As state spending on education increased, so did districts’ stash of cash
By Eric Boehm | PA Independent
HARRISBURG — As state funding for education increased in the past 15 years, many school districts set aside a hefty stash of cash in savings accounts.
As of the end of the 2011 budget year, Pennsylvania school districts have more than $3.2 billion in reserve funds. Some cash is earmarked for specific projects but not being used and some is simply sitting in accounts, according to data from the state Department of Education.
What’s more impressive is the speed with which some districts have built up their reserves.
The same data show that the total amount in the reserve accounts has nearly tripled from $1.1 billion in 1996-97 to more than $3.2 billion last year. At the same time, state spending on public education has increased from about $13 billion to about $26 billion.
Tim Eller, spokesman for the state Department of Education, said districts are saving this money for expected future expenses while asking taxpayers annually to pay more than is needed.
“Reserve balances are to be used in times like these when revenues are low,” Eller said. “School districts retaining a fund balance or reserves (are) a prudent thing to do, but at what level does that end?”
PA Independent first reported earlier this week that 10 school districts have reserve funds of more than $25 million, but 11 districts have stored at least $20 million in the past 15 years. (See chart)
|Largest Reserve Fund Increases Since 1996-97|
|Source: Department of Education|
|See full list here
Pittsburgh School District leads the way with $148 million in reserve funds and also leads the way in gains during the last 15 years, when the district has stockpiled more than $101 million in cash.
Pittsburgh School District did not return calls for comment Thursday.
Patricia McGlone, spokeswoman for Downingtown Area School District, which had the second largest increase over 15 years, said the growing district was putting money away for the construction of new school buildings, some of which have been completed and others that are planned for the future.
Dave Devare, director of research services for the Pennsylvania School Boards Association, which advocates for public education and local school governance said districts, said districts have built up their reserves in recent years to prepare for increased pension costs over the next decade.
Employer contributions to the state’s Public School Employees Retirement System are divided between the state and individual districts. Those contributions are forecast from about $1 billion this year to more than $4 billion by 2017 — and the system is nearly $30 billion underfunded right now.
Devare said districts also have put money away for future building construction and maintenance, and putting the money in reserve instead of dedicating it to a specific project maintains flexibility.
“Rather than limiting themselves strictly to one capital project, they are reserving that money so if they have to change their priorities, they are able to do so,” Devare said.
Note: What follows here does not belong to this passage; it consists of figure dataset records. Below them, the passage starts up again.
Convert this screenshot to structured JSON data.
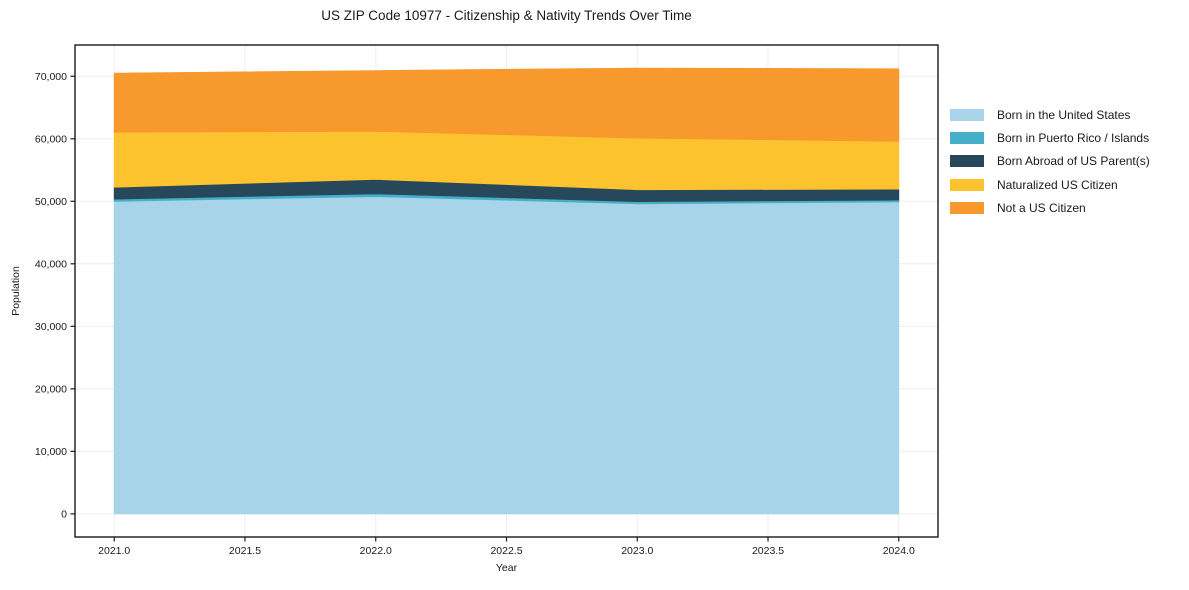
{
  "title": "US ZIP Code 10977 - Citizenship & Nativity Trends Over Time",
  "chart_data": {
    "type": "area",
    "stacked": true,
    "title": "US ZIP Code 10977 - Citizenship & Nativity Trends Over Time",
    "xlabel": "Year",
    "ylabel": "Population",
    "x": [
      2021,
      2022,
      2023,
      2024
    ],
    "series": [
      {
        "name": "Born in the United States",
        "color": "#a7d4e8",
        "values": [
          50000,
          50750,
          49600,
          49900
        ]
      },
      {
        "name": "Born in Puerto Rico / Islands",
        "color": "#46afc8",
        "values": [
          350,
          450,
          350,
          300
        ]
      },
      {
        "name": "Born Abroad of US Parent(s)",
        "color": "#27485a",
        "values": [
          1900,
          2300,
          1900,
          1750
        ]
      },
      {
        "name": "Naturalized US Citizen",
        "color": "#fdc32f",
        "values": [
          8800,
          7700,
          8250,
          7650
        ]
      },
      {
        "name": "Not a US Citizen",
        "color": "#f8992d",
        "values": [
          9450,
          9700,
          11200,
          11600
        ]
      }
    ],
    "xticks": [
      2021.0,
      2021.5,
      2022.0,
      2022.5,
      2023.0,
      2023.5,
      2024.0
    ],
    "xtick_labels": [
      "2021.0",
      "2021.5",
      "2022.0",
      "2022.5",
      "2023.0",
      "2023.5",
      "2024.0"
    ],
    "yticks": [
      0,
      10000,
      20000,
      30000,
      40000,
      50000,
      60000,
      70000
    ],
    "ytick_labels": [
      "0",
      "10,000",
      "20,000",
      "30,000",
      "40,000",
      "50,000",
      "60,000",
      "70,000"
    ],
    "xlim": [
      2020.85,
      2024.15
    ],
    "ylim": [
      -3700,
      75000
    ],
    "grid": true,
    "grid_color": "#ededed",
    "spine_color": "#1a1a1a",
    "legend_position": "outside-right"
  }
}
The Pennsylvania Association of School Budget Officers, a statewide advocacy organization, says that about 70 percent of districts are reaching into their reserves at some level this year.
PSBA and PASBO have encouraged districts to reach into reserve funds for one-time expenses, since the funds will not renew year after year.
But Gov. Tom Corbett wants districts to use the reserves for educational expenses to avoid cutting programs or laying off teachers and staff.
During a Wednesday appearance on the Dom Giordano Program on WPHT-AM in Philadelphia, Corbett said school districts were making “a concerted effort” to not go into their reserve funds and renewed the call for districts to use some of their reserves this year.
House Republicans joined the call for districts to use some of their reserves on Thursday.
State Rep. Mike Vereb, R-Montgomery, said he was “furious to find that many of the state’s school districts that are crying poor and blaming the state for their fiscal problems are sitting on surpluses, including one that totals $148 million.”
Keeping a small level of reserves for an emergency is prudent budgeting, but taxpayers deserve an explanation why districts have such high levels of money they refuse to use in a tight budget year, he said.